もしくは、悪意はなかったとしても抱きついちゃったから?
「まさかっ!お触り代金とられるとか!」
うっわー!まずい!給料日前だからお財布にお金そんな入ってないよー!
などなど頭を抱えてパニック状態。
「お前なにしてんの?」
「えっ、あっ!その今日はあまりお金もってないなーとか?」
「はぁ?」
「えっと……その、あの……お触り代が、その」
「なに訳わかんねぇこと言ってんだ、ほらコレ飲んで少し落ち着け」
4人掛けの丸いテーブル、廣瀬さんは私の前ではなく横に座り、ホカホカと湯気の立ったミルクティーを差し出した。
「ありがとうございます」
コクコク……はふぅ~、美味しい。
「自販機のミルクティーに、そんな満面の笑み浮かべるヤツ初めて見た」
「このメーカーのミルクティーは美味しいんですよ、そこらの味とは違うんですっ」
カップを得意げにかざしてドヤ顔の私を少し呆れたような顔でじっと見つめていたかと思ったら、ふっと安心したような小さな溜息をついて、そしてとても優しい顔に変わった。
「その元気なら大丈夫そうだな」
「えっ?」
「一瞬気を失っただろ?」
そっか!あの時、私は気を失ったのか。と言うことは?もしかして、もしかしなくても、私を心配してココに連れて来てくれた?
(ええぇー!あの廣瀬さんが?鬼のリーダーが!?)
「お前、百面相が特技なのか?」
クスクス笑いながら私をのぞき込むその瞳の中に……まただ、またあのキラキラした何かが映っている。
「ちょっと失礼します」
その光る物体が何なのか?どうにも我慢できなくなった私は、自分の人差し指と親指を廣瀬さんの瞼に合わせて、ぐいいーんと引っ張り瞳の中を覗いた。
「なっ、なにすんだ!」
「あれ?消えちゃった」
「何なんだお前は……」
私はさっき起きた出来事を話した。気を失ったように見えたかも知れないけど実は違うこと、廣瀬さんの瞳の中に何かがある事。

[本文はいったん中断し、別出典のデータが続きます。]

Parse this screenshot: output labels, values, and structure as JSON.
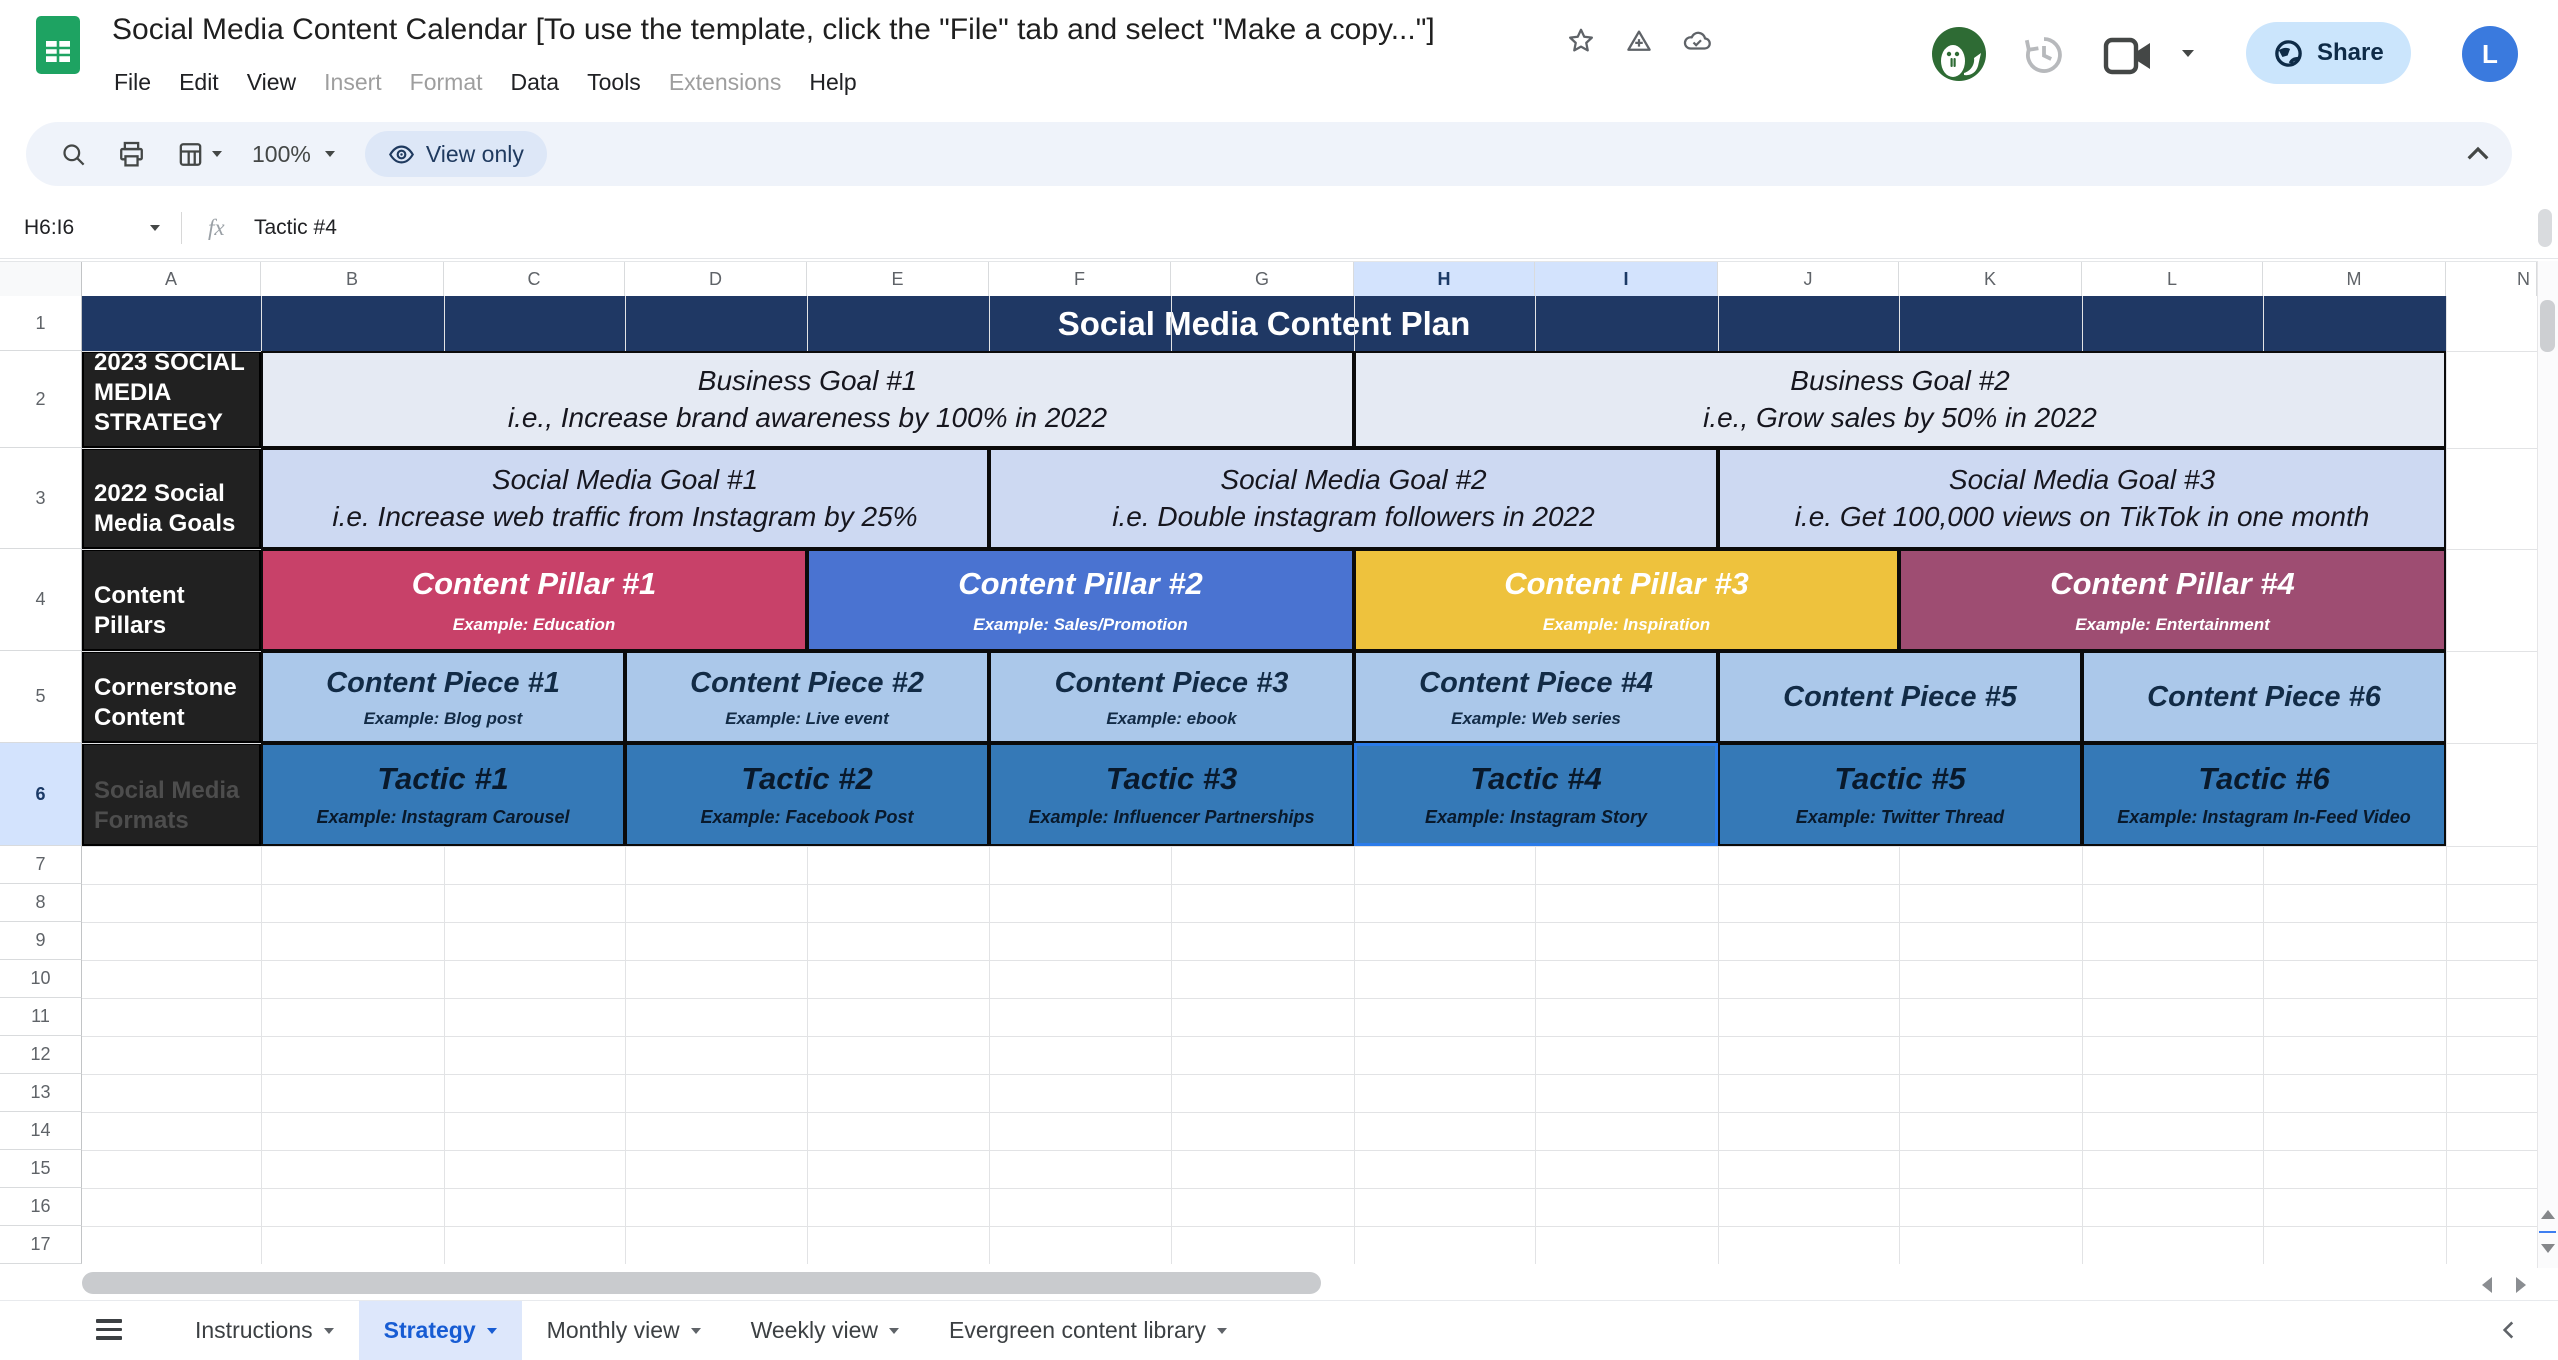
{
  "titlebar": {
    "title": "Social Media Content Calendar [To use the template, click the \"File\" tab and select \"Make a copy...\"]",
    "menus": [
      {
        "label": "File",
        "enabled": true
      },
      {
        "label": "Edit",
        "enabled": true
      },
      {
        "label": "View",
        "enabled": true
      },
      {
        "label": "Insert",
        "enabled": false
      },
      {
        "label": "Format",
        "enabled": false
      },
      {
        "label": "Data",
        "enabled": true
      },
      {
        "label": "Tools",
        "enabled": true
      },
      {
        "label": "Extensions",
        "enabled": false
      },
      {
        "label": "Help",
        "enabled": true
      }
    ]
  },
  "topright": {
    "share": "Share",
    "avatar_letter": "L"
  },
  "toolbar": {
    "zoom": "100%",
    "view_only": "View only"
  },
  "formula_bar": {
    "name_box": "H6:I6",
    "fx": "fx",
    "value": "Tactic #4"
  },
  "grid": {
    "columns": [
      "A",
      "B",
      "C",
      "D",
      "E",
      "F",
      "G",
      "H",
      "I",
      "J",
      "K",
      "L",
      "M",
      "N"
    ],
    "selected_columns": [
      "H",
      "I"
    ],
    "rows": [
      "1",
      "2",
      "3",
      "4",
      "5",
      "6",
      "7",
      "8",
      "9",
      "10",
      "11",
      "12",
      "13",
      "14",
      "15",
      "16",
      "17"
    ],
    "selected_row": "6",
    "banner": "Social Media Content Plan",
    "row_labels": [
      "2023 SOCIAL MEDIA STRATEGY",
      "2022 Social Media Goals",
      "Content Pillars",
      "Cornerstone Content",
      "Social Media Formats"
    ],
    "business_goals": [
      {
        "title": "Business Goal #1",
        "sub": "i.e., Increase brand awareness by 100% in 2022"
      },
      {
        "title": "Business Goal #2",
        "sub": "i.e., Grow sales by 50% in 2022"
      }
    ],
    "social_goals": [
      {
        "title": "Social Media Goal #1",
        "sub": "i.e. Increase web traffic from Instagram by 25%"
      },
      {
        "title": "Social Media Goal #2",
        "sub": "i.e. Double instagram followers in 2022"
      },
      {
        "title": "Social Media Goal #3",
        "sub": "i.e. Get 100,000 views on TikTok in one month"
      }
    ],
    "pillars": [
      {
        "title": "Content Pillar #1",
        "sub": "Example: Education"
      },
      {
        "title": "Content Pillar #2",
        "sub": "Example:  Sales/Promotion"
      },
      {
        "title": "Content Pillar #3",
        "sub": "Example: Inspiration"
      },
      {
        "title": "Content Pillar #4",
        "sub": "Example:  Entertainment"
      }
    ],
    "pieces": [
      {
        "title": "Content Piece #1",
        "sub": "Example: Blog post"
      },
      {
        "title": "Content Piece #2",
        "sub": "Example: Live event"
      },
      {
        "title": "Content Piece #3",
        "sub": "Example: ebook"
      },
      {
        "title": "Content Piece #4",
        "sub": "Example: Web series"
      },
      {
        "title": "Content Piece #5",
        "sub": ""
      },
      {
        "title": "Content Piece #6",
        "sub": ""
      }
    ],
    "tactics": [
      {
        "title": "Tactic #1",
        "sub": "Example: Instagram Carousel"
      },
      {
        "title": "Tactic #2",
        "sub": "Example: Facebook Post"
      },
      {
        "title": "Tactic #3",
        "sub": "Example: Influencer Partnerships"
      },
      {
        "title": "Tactic #4",
        "sub": "Example: Instagram Story"
      },
      {
        "title": "Tactic  #5",
        "sub": "Example: Twitter Thread"
      },
      {
        "title": "Tactic #6",
        "sub": "Example: Instagram In-Feed Video"
      }
    ],
    "selected_cell": "Tactic #4"
  },
  "tabbar": {
    "tabs": [
      {
        "label": "Instructions",
        "active": false
      },
      {
        "label": "Strategy",
        "active": true
      },
      {
        "label": "Monthly view",
        "active": false
      },
      {
        "label": "Weekly view",
        "active": false
      },
      {
        "label": "Evergreen content library",
        "active": false
      }
    ]
  },
  "colors": {
    "banner_bg": "#1f3864",
    "label_col_bg": "#212121",
    "business_row_bg": "#e5eaf3",
    "social_row_bg": "#cdd9f2",
    "pieces_row_bg": "#abc8ea",
    "tactics_row_bg": "#3579b7",
    "pillar1": "#c84169",
    "pillar2": "#4a73d1",
    "pillar3": "#eec23d",
    "pillar4": "#9e4d72",
    "selection": "#2b7cea",
    "active_tab_text": "#175cd3",
    "share_bg": "#cbe5fc",
    "selected_header_bg": "#d3e3fd"
  }
}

「んなわけねぇーだろ!そんなもんがあったらまず俺自身が気付くだろ」
「ですよねぇ……」
「つーか、この俺の目ん玉を許可なくいじくるとは、お前大した度胸だな」
「度胸というより好奇心?わからない事や疑問に思った事をそのままにしてはいけないって研修でも言われましたし」
「……」
「でも何なんでしょう、本当に不思議です」
「俺はお前の思考回路の方が不思議だよ」
「未知の生物みたいな言い方して……もぅ!」
「違うのか?」
ぷっ!あははは!
二人で声をあげて笑いだした。
いつも凛としたオーラで誰もそばに寄せ付けず、鋭い目つきで睨んだだけで敵を倒してしまう様な怖い人、そんなイメージの廣瀬さんだったけど。いま私の目の前で笑っている廣瀬さんは、とても優しい顔をしていた。
「お前さぁ、目を開けたまま意識飛ばすの他でやるんじゃねぇぞ?妖怪と間違えられるからな」
「なっ!」
「おもれぇ顔だったぜ?」
本当は凄く優しい人なのかも?なぁーんてチラッとでも思った私が間違っていた!